Funding for carbon capture and storage is insufficient. At the current deployment rate, 700 million tonnes of CO₂ storage capacity will be added by 2050 – 10% of what is required.

Countries would have to massively ramp up investment to comply with the Paris agreement’s target of limiting global warming to 1.5°C. Some of this money would be public funding, and people would reasonably expect it to fund morally sound projects.

On the one hand, it might be deemed essential to develop storage sites with the best prospects for storing lots of greenhouse gas for the most extended duration. This argument maintains that the most crucial consideration for deploying carbon capture and storage is making the most significant possible contribution to arresting climate change.

To give carbon storage sites the most excellent chance of success, it makes sense to develop them in places where the geology has been thoroughly explored, and there is lots of relevant expertise. This would imply pumping carbon into underground storage sites in northern Europe, the Middle East and the US, where companies have spent centuries looking for and extracting fossil fuels. Storing carbon is roughly the reverse of removing it from the ground, and there is an opportunity for workers in the oil and gas industry to lend their skills and expertise to this endeavour.

On the other hand, it might be essential to develop storage sites in economies where the current and future carbon capture and storage demand is most significant. These competing aims pull in different directions. The regions with the best prospects are not often those with the greatest expected need.

Developing storage sites in economies where the expected demand for carbon capture is highest overwhelmingly favours developing regions of Asia. For instance, in India and China, coal power stations and cement plants are expensive to decommission and will need lots of carbon capture and storage capacity to decarbonise. If developing regions are expected to decarbonise without sufficient support to roll out carbon capture and storage, it could mean they have to throttle development to reduce emissions.
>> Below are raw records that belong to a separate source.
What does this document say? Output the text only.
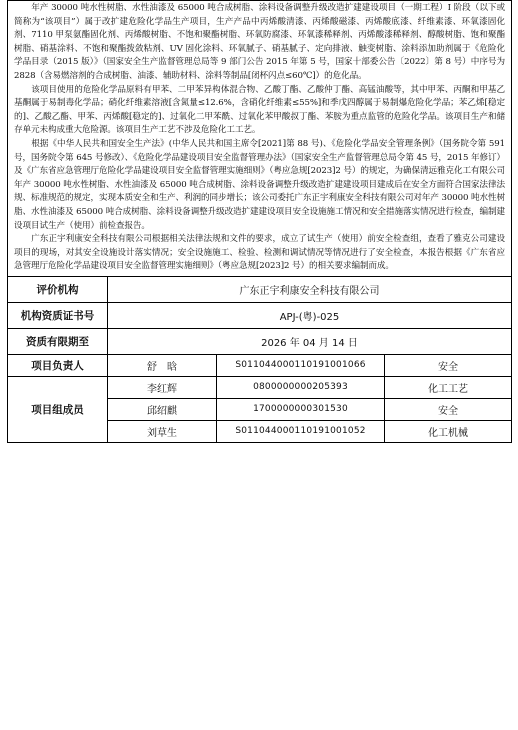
年产 30000 吨水性树脂、水性油漆及 65000 吨合成树脂、涂料设备调整升级改造扩建建设项目（一期工程）I 阶段（以下或简称为“该项目”）属于改扩建危险化学品生产项目，生产产品中丙烯酸清漆、丙烯酸磁漆、丙烯酸底漆、纤维素漆、环氧漆固化剂、7110 甲泵氨酯固化剂、丙烯酸树脂、不饱和聚酯树脂、环氧防腐漆、环氧漆稀释剂、丙烯酸漆稀释剂、醇酸树脂、饱和聚酯树脂、硝基涂料、不饱和聚酯拨敛粘剂、UV 固化涂料、环氧腻子、硝基腻子、定向排液、触变树脂、涂料添加助剂属于《危险化学品目录（2015 版）》（国家安全生产监督管理总局等 9 部门公告 2015 年第 5 号，国家十部委公告〔2022〕第 8 号）中序号为 2828（含易燃溶剂的合成树脂、油漆、辅助材料、涂料等制品[闭杯闪点≤60℃]）的危化品。

该项目使用的危险化学品原料有甲苯、二甲苯异构体混合物、乙酸丁酯、乙酸仲丁酯、高锰油酸等，其中甲苯、丙酮和甲基乙基酮属于易制毒化学品；硝化纤维素溶液[含氮量≤12.6%，含硝化纤维素≤55%]和季戊四醇属于易制爆危险化学品；苯乙烯[稳定的]、乙酸乙酯、甲苯、丙烯酸[稳定的]、过氧化二甲苯酰、过氧化苯甲酸叔丁酯、苯胺为重点监管的危险化学品。该项目生产和储存单元未构成重大危险源。该项目生产工艺不涉及危险化工工艺。

根据《中华人民共和国安全生产法》(中华人民共和国主席令[2021]第 88 号)、《危险化学品安全管理条例》（国务院令第 591 号，国务院令第 645 号修改）、《危险化学品建设项目安全监督管理办法》（国家安全生产监督管理总局令第 45 号，2015 年修订）及《广东省应急管理厅危险化学品建设项目安全监督管理实施细则》（粤应急规[2023]2 号）的规定，为确保清远雅克化工有限公司年产 30000 吨水性树脂、水性油漆及 65000 吨合成树脂、涂料设备调整升级改造扩建建设项目建成后在安全方面符合国家法律法规、标准规范的规定，实现本质安全和生产、利润的同步增长；该公司委托广东正宇利康安全科技有限公司对年产 30000 吨水性树脂、水性油漆及 65000 吨合成树脂、涂料设备调整升级改造扩建建设项目安全设施施工情况和安全措施落实情况进行检查，编制建设项目试生产（使用）前检查报告。

广东正宇利康安全科技有限公司根据相关法律法规和文件的要求，成立了试生产（使用）前安全检查组，查看了雅克公司建设项目的现场，对其安全设施设计落实情况；安全设施施工、检验、检测和调试情况等情况进行了安全检查，本报告根据《广东省应急管理厅危险化学品建设项目安全监督管理实施细则》（粤应急规[2023]2 号）的相关要求编制而成。			

评价机构	广东正宇利康安全科技有限公司		
机构资质证书号	APJ-(粤)-025		
资质有限期至	2026 年 04 月 14 日		
项目负责人	舒　晗	S011044000110191001066	安全
项目组成员	李红辉	0800000000205393	化工工艺
	邱绍麒	1700000000301530	安全
	刘草生	S011044000110191001052	化工机械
There are no easy answers in this debate. Increasing carbon capture and storage capacity as quickly as possible could benefit future generations by reducing the severity of climate change. So, you could argue that developing the most promising sites in Europe is the best way forward. But directing investment for storage facilities from wealthy countries to developing regions could help address the debt the former owes the latter for causing the brunt of the climate crisis.

World leaders should recognise this moral dilemma and consider the choices with urgency. The need to remove and safely store carbon becomes more severe by the day. Given the time and costs involved in developing storage sites and the real possibility that the storage sites may not be sufficient for the carbon countries emit, this question cannot be delayed.